# Does anyone know of any rat rescues in Germany?



## RubyFeuer (Mar 3, 2011)

I'm moving there in June and wanted to know if anyone knew of a rat rescue in Germany. I'll be on the east side of Germany, but I'd drive since at most it would be like 5.5 hours about. And if you do know of them do you know if they fix their rats?


----------



## Lou (Apr 26, 2011)

Where abouts in Germany are you? are you looking for rats to adopt you mean?

I live on the border of Weil am Rhein in Hinigue France and on the border of Basel Switzerland, basically I can be in all 3 coutries within 2 mins 

I have 5 males I am trying to re-home, they were 4 weeks old yesterday.

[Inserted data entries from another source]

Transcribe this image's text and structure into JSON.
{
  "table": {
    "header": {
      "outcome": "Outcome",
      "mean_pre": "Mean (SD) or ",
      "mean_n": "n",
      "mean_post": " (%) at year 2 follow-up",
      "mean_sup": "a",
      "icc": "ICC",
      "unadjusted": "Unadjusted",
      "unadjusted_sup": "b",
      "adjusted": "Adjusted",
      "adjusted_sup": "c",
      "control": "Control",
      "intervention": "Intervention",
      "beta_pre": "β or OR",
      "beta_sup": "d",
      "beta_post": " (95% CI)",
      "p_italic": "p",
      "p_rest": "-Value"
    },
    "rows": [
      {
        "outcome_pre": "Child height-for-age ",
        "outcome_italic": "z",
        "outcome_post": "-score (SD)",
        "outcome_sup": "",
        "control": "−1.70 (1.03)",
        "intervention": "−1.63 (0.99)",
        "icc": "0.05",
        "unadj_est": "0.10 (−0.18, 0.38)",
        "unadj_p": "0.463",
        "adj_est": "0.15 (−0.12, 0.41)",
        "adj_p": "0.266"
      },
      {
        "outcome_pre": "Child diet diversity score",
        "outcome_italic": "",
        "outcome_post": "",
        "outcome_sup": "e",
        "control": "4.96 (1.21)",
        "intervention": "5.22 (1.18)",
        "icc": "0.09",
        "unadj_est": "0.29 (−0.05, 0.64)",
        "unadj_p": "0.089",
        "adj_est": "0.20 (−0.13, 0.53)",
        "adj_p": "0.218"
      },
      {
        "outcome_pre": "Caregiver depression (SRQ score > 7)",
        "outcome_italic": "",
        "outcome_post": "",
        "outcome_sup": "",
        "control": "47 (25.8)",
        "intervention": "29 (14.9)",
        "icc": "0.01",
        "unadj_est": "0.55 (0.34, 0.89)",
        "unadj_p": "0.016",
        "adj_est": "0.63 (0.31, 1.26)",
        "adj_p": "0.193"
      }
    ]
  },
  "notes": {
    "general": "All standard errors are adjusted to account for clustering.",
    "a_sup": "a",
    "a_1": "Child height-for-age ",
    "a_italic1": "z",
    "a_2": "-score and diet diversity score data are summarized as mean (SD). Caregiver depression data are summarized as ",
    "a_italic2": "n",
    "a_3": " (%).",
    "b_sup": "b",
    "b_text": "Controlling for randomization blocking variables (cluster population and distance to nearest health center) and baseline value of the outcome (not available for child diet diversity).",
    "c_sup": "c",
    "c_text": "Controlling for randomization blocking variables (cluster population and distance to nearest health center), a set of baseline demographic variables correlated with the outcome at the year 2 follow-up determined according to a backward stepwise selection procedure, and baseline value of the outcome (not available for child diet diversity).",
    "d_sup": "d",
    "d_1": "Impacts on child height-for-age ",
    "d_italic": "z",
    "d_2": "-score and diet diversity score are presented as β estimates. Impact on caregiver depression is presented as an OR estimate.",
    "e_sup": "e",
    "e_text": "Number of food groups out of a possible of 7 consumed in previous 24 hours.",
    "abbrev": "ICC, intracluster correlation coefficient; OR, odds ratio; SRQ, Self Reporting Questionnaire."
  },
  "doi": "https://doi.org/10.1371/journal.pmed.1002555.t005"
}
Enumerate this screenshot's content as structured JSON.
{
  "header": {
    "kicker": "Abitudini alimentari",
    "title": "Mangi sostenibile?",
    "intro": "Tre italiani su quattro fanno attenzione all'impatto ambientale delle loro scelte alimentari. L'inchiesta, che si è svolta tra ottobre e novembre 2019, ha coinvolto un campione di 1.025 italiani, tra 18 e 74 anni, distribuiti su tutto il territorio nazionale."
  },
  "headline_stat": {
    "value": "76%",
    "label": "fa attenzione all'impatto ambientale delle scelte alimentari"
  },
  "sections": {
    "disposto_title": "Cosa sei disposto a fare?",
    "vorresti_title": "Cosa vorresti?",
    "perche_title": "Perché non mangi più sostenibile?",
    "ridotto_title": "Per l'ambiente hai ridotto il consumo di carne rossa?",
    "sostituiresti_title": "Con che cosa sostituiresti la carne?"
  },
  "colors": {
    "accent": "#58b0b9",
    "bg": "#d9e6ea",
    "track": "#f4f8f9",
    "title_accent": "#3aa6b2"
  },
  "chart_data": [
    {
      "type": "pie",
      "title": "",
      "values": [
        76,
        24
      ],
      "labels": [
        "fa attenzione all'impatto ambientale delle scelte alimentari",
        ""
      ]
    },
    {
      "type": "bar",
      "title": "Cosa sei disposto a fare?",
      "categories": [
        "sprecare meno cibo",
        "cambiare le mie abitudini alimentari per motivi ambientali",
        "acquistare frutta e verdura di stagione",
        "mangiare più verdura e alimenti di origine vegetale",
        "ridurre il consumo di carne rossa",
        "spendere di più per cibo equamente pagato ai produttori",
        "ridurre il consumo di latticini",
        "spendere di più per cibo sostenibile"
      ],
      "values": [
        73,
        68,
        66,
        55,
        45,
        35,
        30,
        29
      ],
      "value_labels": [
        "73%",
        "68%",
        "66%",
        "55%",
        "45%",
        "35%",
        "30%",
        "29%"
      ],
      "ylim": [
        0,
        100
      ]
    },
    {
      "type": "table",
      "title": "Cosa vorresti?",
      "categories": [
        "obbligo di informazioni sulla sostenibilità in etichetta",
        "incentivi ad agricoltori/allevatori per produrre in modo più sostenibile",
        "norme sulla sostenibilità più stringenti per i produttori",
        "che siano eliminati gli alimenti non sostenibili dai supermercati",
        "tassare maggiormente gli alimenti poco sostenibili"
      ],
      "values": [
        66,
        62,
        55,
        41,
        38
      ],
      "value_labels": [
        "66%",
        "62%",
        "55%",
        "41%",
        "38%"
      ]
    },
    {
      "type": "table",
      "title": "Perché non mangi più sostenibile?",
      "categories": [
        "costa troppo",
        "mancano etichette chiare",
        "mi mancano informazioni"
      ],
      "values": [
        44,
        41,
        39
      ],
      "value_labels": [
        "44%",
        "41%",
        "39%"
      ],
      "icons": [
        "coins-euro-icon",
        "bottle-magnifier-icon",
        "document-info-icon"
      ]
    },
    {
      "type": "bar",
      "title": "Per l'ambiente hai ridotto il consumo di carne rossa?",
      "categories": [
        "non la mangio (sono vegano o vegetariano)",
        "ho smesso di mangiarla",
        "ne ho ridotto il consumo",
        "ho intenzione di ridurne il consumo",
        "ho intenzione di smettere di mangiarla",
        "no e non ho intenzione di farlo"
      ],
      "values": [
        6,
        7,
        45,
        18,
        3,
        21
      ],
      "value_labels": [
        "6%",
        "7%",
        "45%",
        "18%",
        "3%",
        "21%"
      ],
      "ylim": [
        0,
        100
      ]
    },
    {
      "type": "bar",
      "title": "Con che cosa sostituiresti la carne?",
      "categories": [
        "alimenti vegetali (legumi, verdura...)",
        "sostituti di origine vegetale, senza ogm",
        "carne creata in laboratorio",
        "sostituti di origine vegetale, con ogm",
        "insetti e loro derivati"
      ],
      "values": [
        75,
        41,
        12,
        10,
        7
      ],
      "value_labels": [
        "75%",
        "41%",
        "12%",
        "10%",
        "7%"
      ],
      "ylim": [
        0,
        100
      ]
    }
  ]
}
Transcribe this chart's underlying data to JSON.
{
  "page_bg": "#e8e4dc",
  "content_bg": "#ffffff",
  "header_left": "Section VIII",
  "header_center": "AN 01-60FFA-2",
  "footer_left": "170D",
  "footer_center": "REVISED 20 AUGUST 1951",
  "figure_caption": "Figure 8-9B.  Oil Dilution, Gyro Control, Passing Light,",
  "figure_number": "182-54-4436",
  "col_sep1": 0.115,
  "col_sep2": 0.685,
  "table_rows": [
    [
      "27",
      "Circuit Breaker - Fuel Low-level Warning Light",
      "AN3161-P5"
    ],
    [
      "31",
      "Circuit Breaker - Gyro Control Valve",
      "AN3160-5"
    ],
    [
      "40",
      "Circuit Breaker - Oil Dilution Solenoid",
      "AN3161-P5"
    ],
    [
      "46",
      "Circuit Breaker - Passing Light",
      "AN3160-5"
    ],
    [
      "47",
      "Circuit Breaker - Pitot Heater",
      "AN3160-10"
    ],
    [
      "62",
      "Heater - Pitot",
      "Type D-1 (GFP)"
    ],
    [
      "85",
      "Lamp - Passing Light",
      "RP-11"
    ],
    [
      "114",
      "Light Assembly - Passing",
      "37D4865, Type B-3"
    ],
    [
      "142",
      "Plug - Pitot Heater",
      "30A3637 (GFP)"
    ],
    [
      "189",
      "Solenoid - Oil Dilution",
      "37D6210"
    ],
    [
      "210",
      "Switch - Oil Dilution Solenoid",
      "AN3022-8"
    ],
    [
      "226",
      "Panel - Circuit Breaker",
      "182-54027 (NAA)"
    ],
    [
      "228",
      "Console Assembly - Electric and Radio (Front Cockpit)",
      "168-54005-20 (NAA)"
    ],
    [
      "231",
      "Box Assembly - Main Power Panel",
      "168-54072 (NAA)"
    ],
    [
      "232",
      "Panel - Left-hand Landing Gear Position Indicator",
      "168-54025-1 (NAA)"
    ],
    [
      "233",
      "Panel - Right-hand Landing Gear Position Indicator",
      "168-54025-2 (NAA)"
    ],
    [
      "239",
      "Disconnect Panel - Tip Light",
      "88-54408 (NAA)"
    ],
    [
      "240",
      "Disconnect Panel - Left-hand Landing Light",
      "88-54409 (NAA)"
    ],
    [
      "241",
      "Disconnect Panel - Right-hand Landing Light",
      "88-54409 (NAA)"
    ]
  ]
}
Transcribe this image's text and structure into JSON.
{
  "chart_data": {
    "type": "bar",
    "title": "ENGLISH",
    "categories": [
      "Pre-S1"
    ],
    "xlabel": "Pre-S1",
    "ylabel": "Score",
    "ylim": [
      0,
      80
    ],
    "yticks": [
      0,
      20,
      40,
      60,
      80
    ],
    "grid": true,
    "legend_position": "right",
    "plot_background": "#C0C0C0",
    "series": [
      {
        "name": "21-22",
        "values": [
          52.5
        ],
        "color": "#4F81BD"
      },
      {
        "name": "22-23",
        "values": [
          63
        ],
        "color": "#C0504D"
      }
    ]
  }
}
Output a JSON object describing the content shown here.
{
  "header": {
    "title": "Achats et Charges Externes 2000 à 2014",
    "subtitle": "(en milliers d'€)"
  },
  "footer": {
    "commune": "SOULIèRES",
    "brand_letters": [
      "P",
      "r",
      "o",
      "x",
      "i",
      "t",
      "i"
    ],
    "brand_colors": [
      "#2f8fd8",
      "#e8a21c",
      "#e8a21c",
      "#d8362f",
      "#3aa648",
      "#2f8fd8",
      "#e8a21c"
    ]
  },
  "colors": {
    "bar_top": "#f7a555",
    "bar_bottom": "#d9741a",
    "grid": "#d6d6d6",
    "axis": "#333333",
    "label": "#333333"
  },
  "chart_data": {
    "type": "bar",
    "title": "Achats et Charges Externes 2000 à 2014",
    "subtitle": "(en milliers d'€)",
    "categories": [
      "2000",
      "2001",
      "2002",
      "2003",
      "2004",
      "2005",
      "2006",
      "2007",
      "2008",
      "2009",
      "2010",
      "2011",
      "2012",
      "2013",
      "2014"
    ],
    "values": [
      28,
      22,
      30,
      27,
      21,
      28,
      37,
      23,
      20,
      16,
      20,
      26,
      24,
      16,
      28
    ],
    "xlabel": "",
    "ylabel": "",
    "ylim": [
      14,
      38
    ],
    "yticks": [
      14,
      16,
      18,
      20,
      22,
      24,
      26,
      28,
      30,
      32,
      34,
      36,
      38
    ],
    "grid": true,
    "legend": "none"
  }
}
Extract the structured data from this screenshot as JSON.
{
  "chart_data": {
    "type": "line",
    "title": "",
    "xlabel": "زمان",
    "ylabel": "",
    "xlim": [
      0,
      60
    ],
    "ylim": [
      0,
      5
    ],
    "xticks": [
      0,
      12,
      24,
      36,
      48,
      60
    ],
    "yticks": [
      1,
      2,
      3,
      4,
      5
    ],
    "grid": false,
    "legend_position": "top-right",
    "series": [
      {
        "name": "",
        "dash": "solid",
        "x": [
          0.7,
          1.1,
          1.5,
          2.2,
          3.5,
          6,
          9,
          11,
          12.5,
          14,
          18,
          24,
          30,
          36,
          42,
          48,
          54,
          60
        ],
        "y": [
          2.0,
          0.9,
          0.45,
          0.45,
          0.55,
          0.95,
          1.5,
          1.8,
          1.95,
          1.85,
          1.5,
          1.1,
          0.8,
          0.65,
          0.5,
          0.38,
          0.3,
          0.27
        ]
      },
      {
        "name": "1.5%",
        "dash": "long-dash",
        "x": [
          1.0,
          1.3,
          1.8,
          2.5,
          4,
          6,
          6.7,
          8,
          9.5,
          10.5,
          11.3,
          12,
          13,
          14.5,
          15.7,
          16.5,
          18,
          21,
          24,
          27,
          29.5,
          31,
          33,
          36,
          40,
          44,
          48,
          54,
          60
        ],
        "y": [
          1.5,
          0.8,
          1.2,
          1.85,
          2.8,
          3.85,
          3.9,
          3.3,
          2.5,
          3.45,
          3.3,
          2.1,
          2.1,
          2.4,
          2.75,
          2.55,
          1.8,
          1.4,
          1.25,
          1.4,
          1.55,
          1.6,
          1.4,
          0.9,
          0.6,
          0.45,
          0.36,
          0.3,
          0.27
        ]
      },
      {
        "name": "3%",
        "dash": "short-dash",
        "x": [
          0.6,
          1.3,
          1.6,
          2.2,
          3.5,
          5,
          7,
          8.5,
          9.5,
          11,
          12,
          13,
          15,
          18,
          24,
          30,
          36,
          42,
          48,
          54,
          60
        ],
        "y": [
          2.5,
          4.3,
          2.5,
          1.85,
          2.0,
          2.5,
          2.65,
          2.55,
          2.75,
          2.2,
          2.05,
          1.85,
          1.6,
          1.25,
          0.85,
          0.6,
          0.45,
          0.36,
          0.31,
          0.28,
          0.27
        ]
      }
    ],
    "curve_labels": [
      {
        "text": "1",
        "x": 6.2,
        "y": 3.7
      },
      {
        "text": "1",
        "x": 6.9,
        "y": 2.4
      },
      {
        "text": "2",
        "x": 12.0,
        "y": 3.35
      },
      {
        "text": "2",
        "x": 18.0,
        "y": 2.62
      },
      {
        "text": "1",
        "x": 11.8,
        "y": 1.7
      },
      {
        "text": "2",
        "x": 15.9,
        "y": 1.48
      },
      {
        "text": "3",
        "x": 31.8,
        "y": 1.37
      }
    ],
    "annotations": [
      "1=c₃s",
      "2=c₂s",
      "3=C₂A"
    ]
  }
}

This post is 2 months old but ya never know!


----------



## Terpsichore (May 28, 2011)

You might want to look at your nearest "Tierheim" (Animal Shelter) when you get there. I know the one here in Munich has rats. You can also look here on this website: http://www.rattennothilfe.de/?seite=vermittlung They have a few suggestions there. It sounds like you are moving there from another country. If you do not speak German yet, you can try contacting them and they might be able to point you in the right direction. It is extremely likely they speak English. If you already speak German, or are even German, my apologies for the misinterpretation. :-[


----------